Open stephane-caron opened 1 year ago

stephane-caron commented 1 year ago

Same setting as in https://github.com/Simple-Robotics/proxsuite/issues/62. ProxQP 0.2.2 does not seem to terminate on the QGFRDXPN problem from the Maros and Meszaros test set.

Reproduction steps

Clone qpsolvers_benchmark, then un:

$ python run_benchmark.py --problem QGFRDXPN --solver proxqp

Outcome on my machine: still running after 1 hour. (The maximum number of iterations should be the default 1e4.)

Details

Same as in https://github.com/Simple-Robotics/proxsuite/issues/62.

jcarpent commented 1 year ago

What is the size of this problem?
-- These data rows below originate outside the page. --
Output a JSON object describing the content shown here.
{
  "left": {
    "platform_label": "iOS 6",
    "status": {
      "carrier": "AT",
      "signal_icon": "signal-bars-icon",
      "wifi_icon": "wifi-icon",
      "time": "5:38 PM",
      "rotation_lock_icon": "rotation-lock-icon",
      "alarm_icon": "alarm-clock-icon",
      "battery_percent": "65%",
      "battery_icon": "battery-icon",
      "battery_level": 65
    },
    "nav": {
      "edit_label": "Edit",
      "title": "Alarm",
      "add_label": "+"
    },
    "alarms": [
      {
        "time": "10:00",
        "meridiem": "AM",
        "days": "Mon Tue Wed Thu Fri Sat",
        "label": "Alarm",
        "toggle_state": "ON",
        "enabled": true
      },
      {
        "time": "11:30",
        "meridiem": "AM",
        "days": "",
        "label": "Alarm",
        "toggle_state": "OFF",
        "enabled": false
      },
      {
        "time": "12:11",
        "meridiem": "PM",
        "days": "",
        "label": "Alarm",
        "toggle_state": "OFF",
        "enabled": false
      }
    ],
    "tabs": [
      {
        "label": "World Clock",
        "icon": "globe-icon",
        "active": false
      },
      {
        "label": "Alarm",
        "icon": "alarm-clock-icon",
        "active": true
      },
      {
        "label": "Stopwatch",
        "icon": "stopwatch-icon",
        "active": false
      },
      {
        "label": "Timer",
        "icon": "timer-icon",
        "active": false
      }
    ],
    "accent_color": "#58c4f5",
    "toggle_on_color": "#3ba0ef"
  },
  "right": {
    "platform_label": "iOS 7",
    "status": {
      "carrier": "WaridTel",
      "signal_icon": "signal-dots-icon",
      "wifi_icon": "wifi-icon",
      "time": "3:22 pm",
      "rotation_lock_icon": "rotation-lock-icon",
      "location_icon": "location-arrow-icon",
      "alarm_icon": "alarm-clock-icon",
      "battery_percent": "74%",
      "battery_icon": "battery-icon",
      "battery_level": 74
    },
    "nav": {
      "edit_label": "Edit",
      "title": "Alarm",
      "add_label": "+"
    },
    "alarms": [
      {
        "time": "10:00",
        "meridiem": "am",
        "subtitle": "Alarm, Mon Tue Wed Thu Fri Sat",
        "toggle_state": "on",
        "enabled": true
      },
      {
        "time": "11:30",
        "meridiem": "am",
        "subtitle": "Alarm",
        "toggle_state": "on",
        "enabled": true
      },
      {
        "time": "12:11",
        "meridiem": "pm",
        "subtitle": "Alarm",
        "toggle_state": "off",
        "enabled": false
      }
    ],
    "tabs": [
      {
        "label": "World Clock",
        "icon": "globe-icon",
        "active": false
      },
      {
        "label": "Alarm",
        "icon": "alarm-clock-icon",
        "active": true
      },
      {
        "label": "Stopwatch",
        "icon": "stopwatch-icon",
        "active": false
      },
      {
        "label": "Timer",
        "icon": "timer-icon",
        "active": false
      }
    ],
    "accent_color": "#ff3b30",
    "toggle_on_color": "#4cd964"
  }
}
Which back-end do you use?

jcarpent commented 1 year ago

@Bambade Did you try QGFRDXPN problem?

Bambade commented 1 year ago

@stephane-caron thanks for reporting also this issue. @jcarpent, I have not tested yet either this problem, as the Maros benchmarks were restricted for matrices of dimensions <= 1000 (here H is of size 1092 x 1092 and A: 1708 x 1092).

jcarpent commented 1 year ago

@fabinsch Could you try this problem on your computer and report the time to solve an instance? I suspect it is an hard and need long time with sparse backend in fact while the problem is relatively sparse

stephane-caron commented 1 year ago

What is the size of this problem? Which back-end do you use?
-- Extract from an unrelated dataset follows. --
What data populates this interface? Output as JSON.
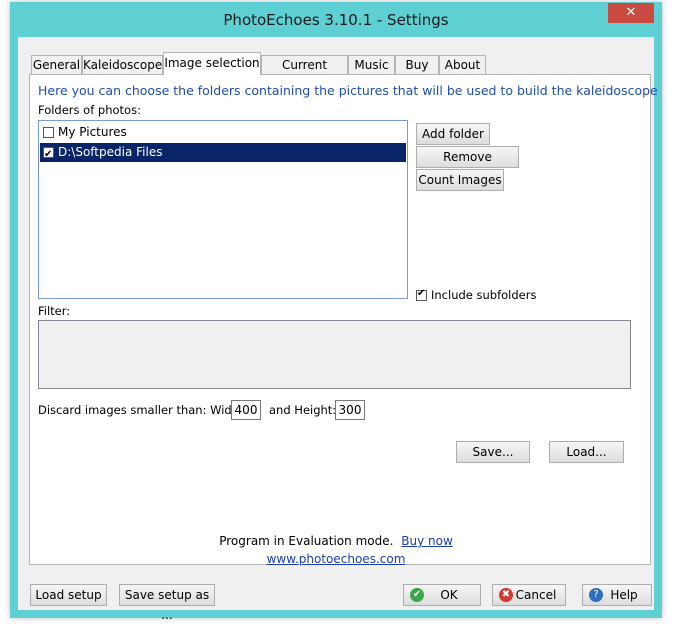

I use the sparse backend. The problem is shaped like this:

P.shape=(1092, 1092)
q.shape=(1092,)
A.shape=(548, 1092)
b.shape=(548,)
C.shape=(1228, 1092)
l.shape=(1228,)
u.shape=(1228,)

P.nnz=270
A.nnz=2182
C.nnz=1482
stephane-caron commented 1 year ago

Here is a minimal example. Decompress the matrix file in QGFRDXPN.zip, then run:

import proxsuite
import scipy.io as spio

m = spio.loadmat("QGFRDXPN.mat", squeeze_me=True)
P = m["P"].astype(float).tocsc()
q = m["q"].astype(float)
A = m["A"].astype(float).tocsc()
b = m["b"].astype(float)
C = m["C"].astype(float).tocsc()
l = m["l"].astype(float)
u = m["u"].astype(float)
proxsuite.proxqp.sparse.solve(P, q, A, b, C, l, u)
jcarpent commented 1 year ago

We should investigate a bit more this problem ...

fabinsch commented 1 year ago

With the dense solver backend and the following settings (notably rho = 1e-5)

backend = dense,
eps_abs = 2e-08 eps_rel = 0
eps_prim_inf = 0.0001, eps_dual_inf = 0.0001,
rho = 1e-05, mu_eq = 0.001, mu_in = 0.1,
max_iter = 10000, max_iter_in = 1500,
scaling: on, 
timings: on, 
initial guess: equality constrained initial guess

the problem is solved in 10149 iterations, run_time = 207.162 seconds and 254 mu_updates.

jcarpent commented 1 year ago

I confirm the check of @fabinsch. @Bambade Could you investigate this problem when you have time? I guess there is a difference between the two solvers mostly for the iterative refinement step. What do you think?